La convention citoyenne parisienne sur les rythmes scolaires, dont les travaux ont été remis ce mardi, a massivement plébiscité le retour à la semaine de quatre jours dans la capitale. Cette proposition, qui fait suite à plusieurs mois de délibérations, vise à répondre à une crise profonde affectant le périscolaire, miné par la précarité et un scandale de violences sexuelles.
Une recommandation claire
Les quelque cent citoyens tirés au sort pour participer à cette instance délibérative se sont prononcés en faveur d'une organisation scolaire qui verrait les cours dispensés du lundi au jeudi ou du mardi au vendredi, selon les modalités à déterminer localement. Le mercredi matin, actuellement consacré aux enseignements, deviendrait libre, permettant aux familles de gérer autrement le temps périscolaire de leurs enfants.
La convention a justifié ce choix par la nécessité de simplifier l'organisation familiale et de réduire la fatigue des élèves, mais aussi par l'impératif de mettre fin à la dégradation des conditions de travail des animateurs et Atsem, dont les contrats précaires et les faibles rémunérations alimentent un sentiment d'abandon.
Un contexte de crise
Le secteur périscolaire parisien traverse en effet une période difficile.

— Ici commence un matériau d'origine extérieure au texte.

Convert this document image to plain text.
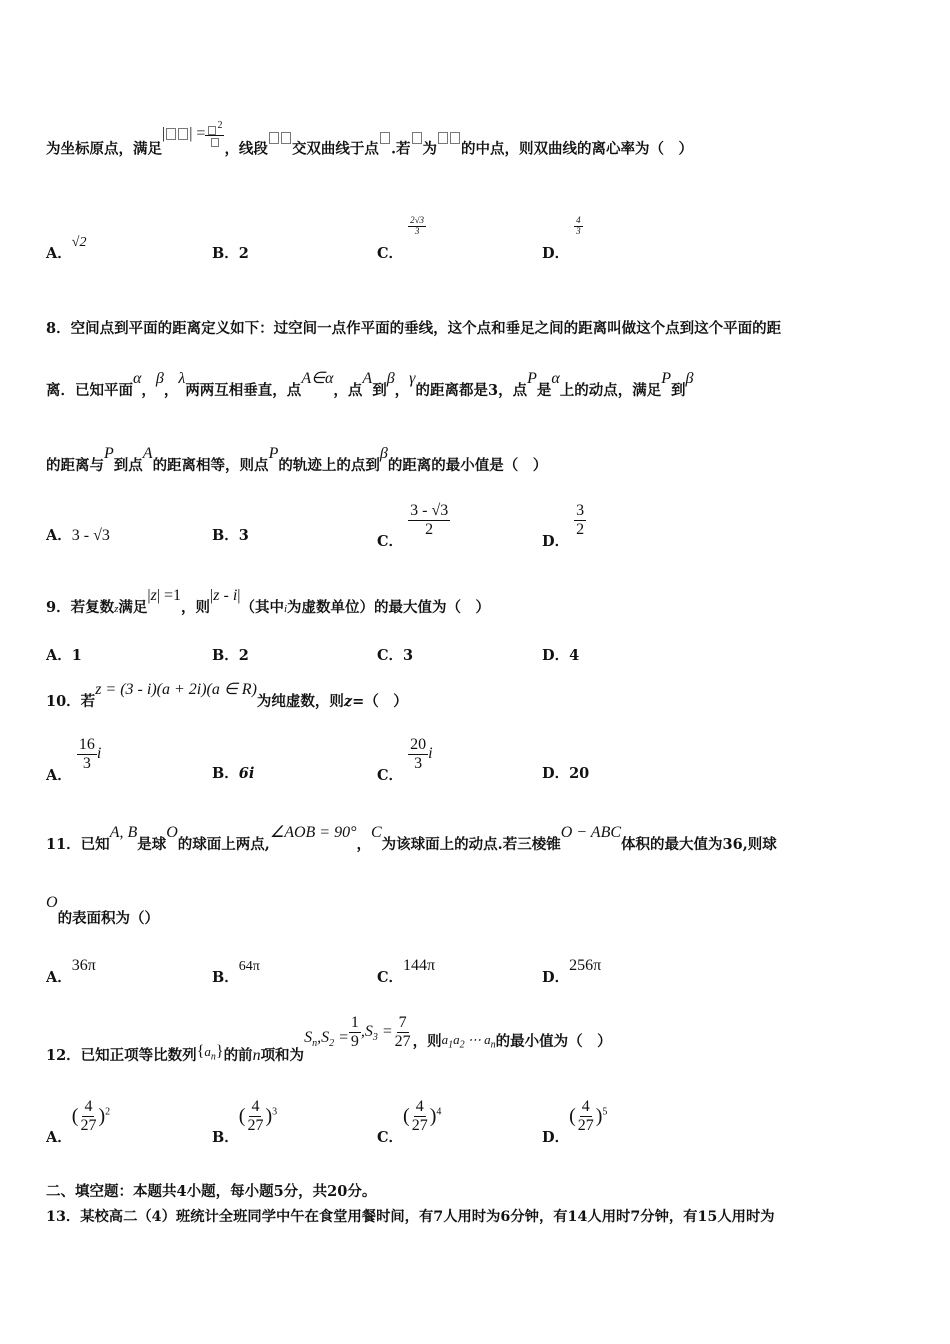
为坐标原点，满足| | =	$^2$
，线段 交双曲线于点 .若 为 的中点，则双曲线的离心率为（　）
A．√2
B．2	C．
$\frac{2√3}{3}$
D．
$\frac{4}{3}$
8．空间点到平面的距离定义如下：过空间一点作平面的垂线，这个点和垂足之间的距离叫做这个点到这个平面的距
离．已知平面α，β，λ两两互相垂直，点A∈α，点A到β，γ的距离都是3，点P是α上的动点，满足P到β
的距离与P到点A的距离相等，则点P的轨迹上的点到β的距离的最小值是（　）
A．3 - √3	B．3	C．
$\frac{3 - √3}{2}$
D．
$\frac{3}{2}$
9．若复数z满足|z| =1，则|z - i|（其中i为虚数单位）的最大值为（　）
A．1	B．2	C．3	D．4
10．若z = (3 - i)(a + 2i)(a ∈ R)为纯虚数，则z=（　）
A．
$\frac{16}{3}$ i
B．6i	C．
$\frac{20}{3}$ i
D．20
11．已知A, B是球O的球面上两点,∠AOB = 90°，C为该球面上的动点.若三棱锥O − ABC体积的最大值为36,则球
O的表面积为（）
A．36π
B．64π
C．144π
D．256π
12．已知正项等比数列$\{a_n\}$的前n项和为$S_n,S_2 = \frac{1}{9} ,S_3 = \frac{7}{27}$ ，则$a_1a_2$ ⋯ $a_n$的最小值为（　）
A．( $\frac{4}{27} )^2$
B．( $\frac{4}{27} )^3$
C．( $\frac{4}{27} )^4$
D．( $\frac{4}{27} )^5$
二、填空题：本题共4小题，每小题5分，共20分。
13．某校高二（4）班统计全班同学中午在食堂用餐时间，有7人用时为6分钟，有14人用时7分钟，有15人用时为
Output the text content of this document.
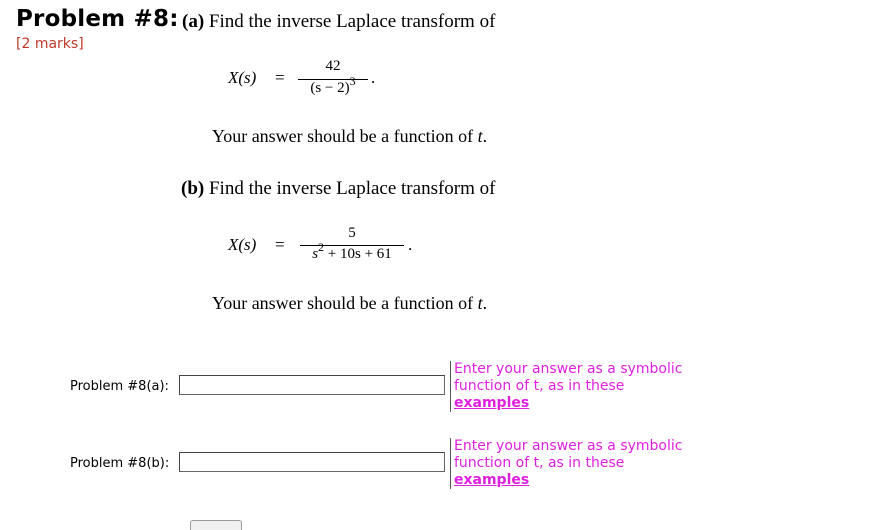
Problem #8:
[2 marks]
(a) Find the inverse Laplace transform of
X(s) =
42
$(s - 2)^3$ .
Your answer should be a function of t.
(b) Find the inverse Laplace transform of
X(s) =
5
$s^2 + 10s + 61$ .
Your answer should be a function of t.
Problem #8(a):
Enter your answer as a symbolic
function of t, as in these
examples
Problem #8(b):
Enter your answer as a symbolic
function of t, as in these
examples
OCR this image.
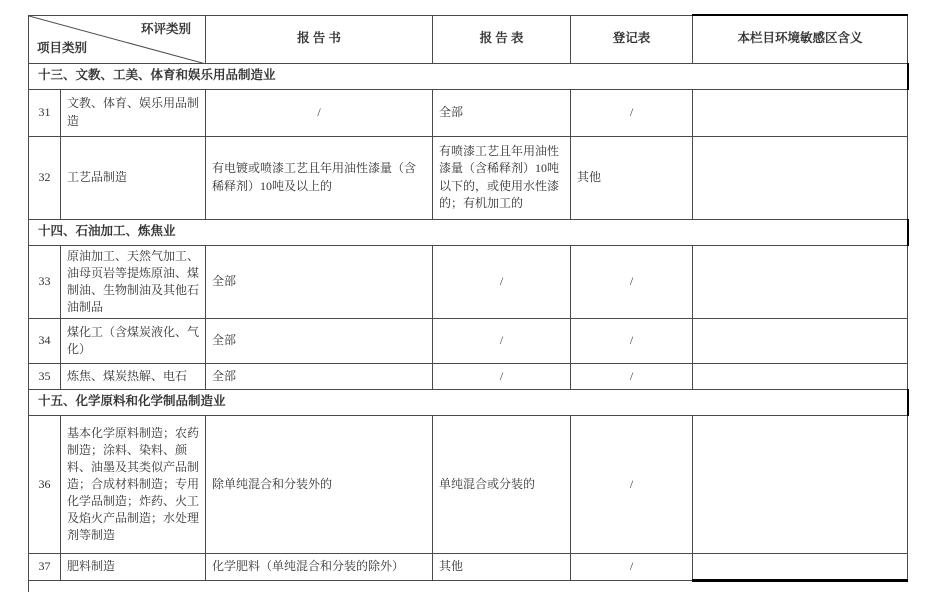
环评类别
项目类别		报 告 书	报 告 表	登记表	本栏目环境敏感区含义
十三、文教、工美、体育和娱乐用品制造业					
31	文教、体育、娱乐用品制造	/	全部	/	
32	工艺品制造	有电镀或喷漆工艺且年用油性漆量（含稀释剂）10吨及以上的	有喷漆工艺且年用油性漆量（含稀释剂）10吨以下的，或使用水性漆的；有机加工的	其他	
十四、石油加工、炼焦业					
33	原油加工、天然气加工、油母页岩等提炼原油、煤制油、生物制油及其他石油制品	全部	/	/	
34	煤化工（含煤炭液化、气化）	全部	/	/	
35	炼焦、煤炭热解、电石	全部	/	/	
十五、化学原料和化学制品制造业					
36	基本化学原料制造；农药制造；涂料、染料、颜料、油墨及其类似产品制造；合成材料制造；专用化学品制造；炸药、火工及焰火产品制造；水处理剂等制造	除单纯混合和分装外的	单纯混合或分装的	/	
37	肥料制造	化学肥料（单纯混合和分装的除外）	其他	/	
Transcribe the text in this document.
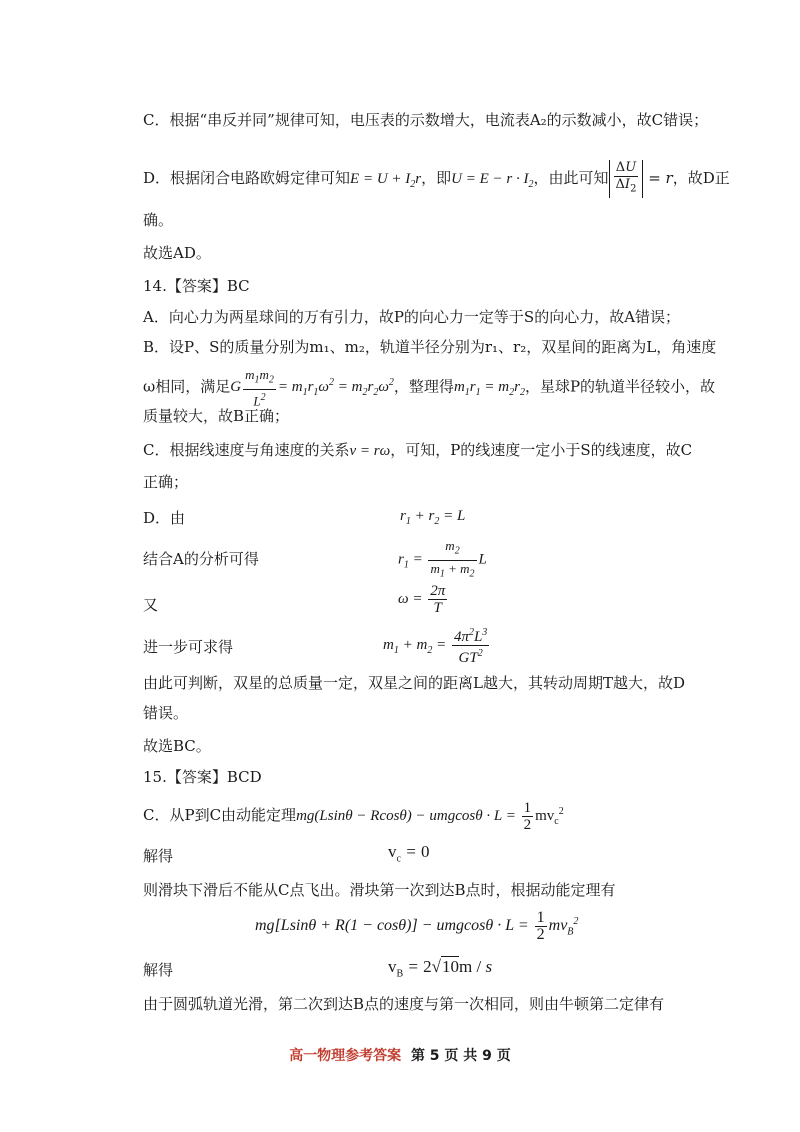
C．根据“串反并同”规律可知，电压表的示数增大，电流表A₂的示数减小，故C错误；
D．根据闭合电路欧姆定律可知$E = U + I_2r$，即$U = E - r \cdot I_2$，由此可知 $\frac{\Delta U}{\Delta I_2} = r$，故D正
确。
故选AD。
14.【答案】BC
A．向心力为两星球间的万有引力，故P的向心力一定等于S的向心力，故A错误；
B．设P、S的质量分别为m₁、m₂，轨道半径分别为r₁、r₂，双星间的距离为L，角速度
ω相同，满足G $\frac{m_1m_2}{L^2} = m_1r_1\omega^2 = m_2r_2\omega^2$，整理得$m_1r_1 = m_2r_2$，星球P的轨道半径较小，故
质量较大，故B正确；
C．根据线速度与角速度的关系v = rω，可知，P的线速度一定小于S的线速度，故C
正确；
D．由	$r_1 + r_2 = L$
结合A的分析可得	$r_1 = \frac{m_2}{m_1 + m_2}$ L
又	$\omega = \frac{2\pi}{T}$
进一步可求得	$m_1 + m_2 = \frac{4\pi^2L^3}{GT^2}$
由此可判断，双星的总质量一定，双星之间的距离L越大，其转动周期T越大，故D
错误。
故选BC。
15.【答案】BCD
C．从P到C由动能定理$mg(Lsin\theta - Rcos\theta) - umgcos\theta \cdot L = \frac{1}{2} mv_c^2$
解得	$v_c = 0$
则滑块下滑后不能从C点飞出。滑块第一次到达B点时，根据动能定理有
$mg[Lsin\theta + R(1 - \cos\theta)] - umgcos\theta \cdot L = \frac{1}{2} mv_B^2$
解得	$v_B = 2√10m / s$
由于圆弧轨道光滑，第二次到达B点的速度与第一次相同，则由牛顿第二定律有
高一物理参考答案 第 5 页 共 9 页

Depuis plusieurs mois, des révélations ont mis en lumière des faits de violences sexuelles commises par des animateurs, provoquant une onde de choc parmi les parents et le personnel éducatif. Par ailleurs, la crise de recrutement s'aggrave, faute d'attractivité des métiers d'animation. « Il faut que la collectivité prenne ses responsabilités », a résumé un membre de la convention, cité dans le rapport.
La mairie de Paris, dirigée par Anne Hidalgo, s'était engagée à examiner les conclusions de cette convention avant de prendre une décision. Emmanuel Grégoire, premier adjoint, a indiqué que la municipalité étudierait « avec attention » les recommandations émises, sans préjuger de la suite qui leur sera donnée.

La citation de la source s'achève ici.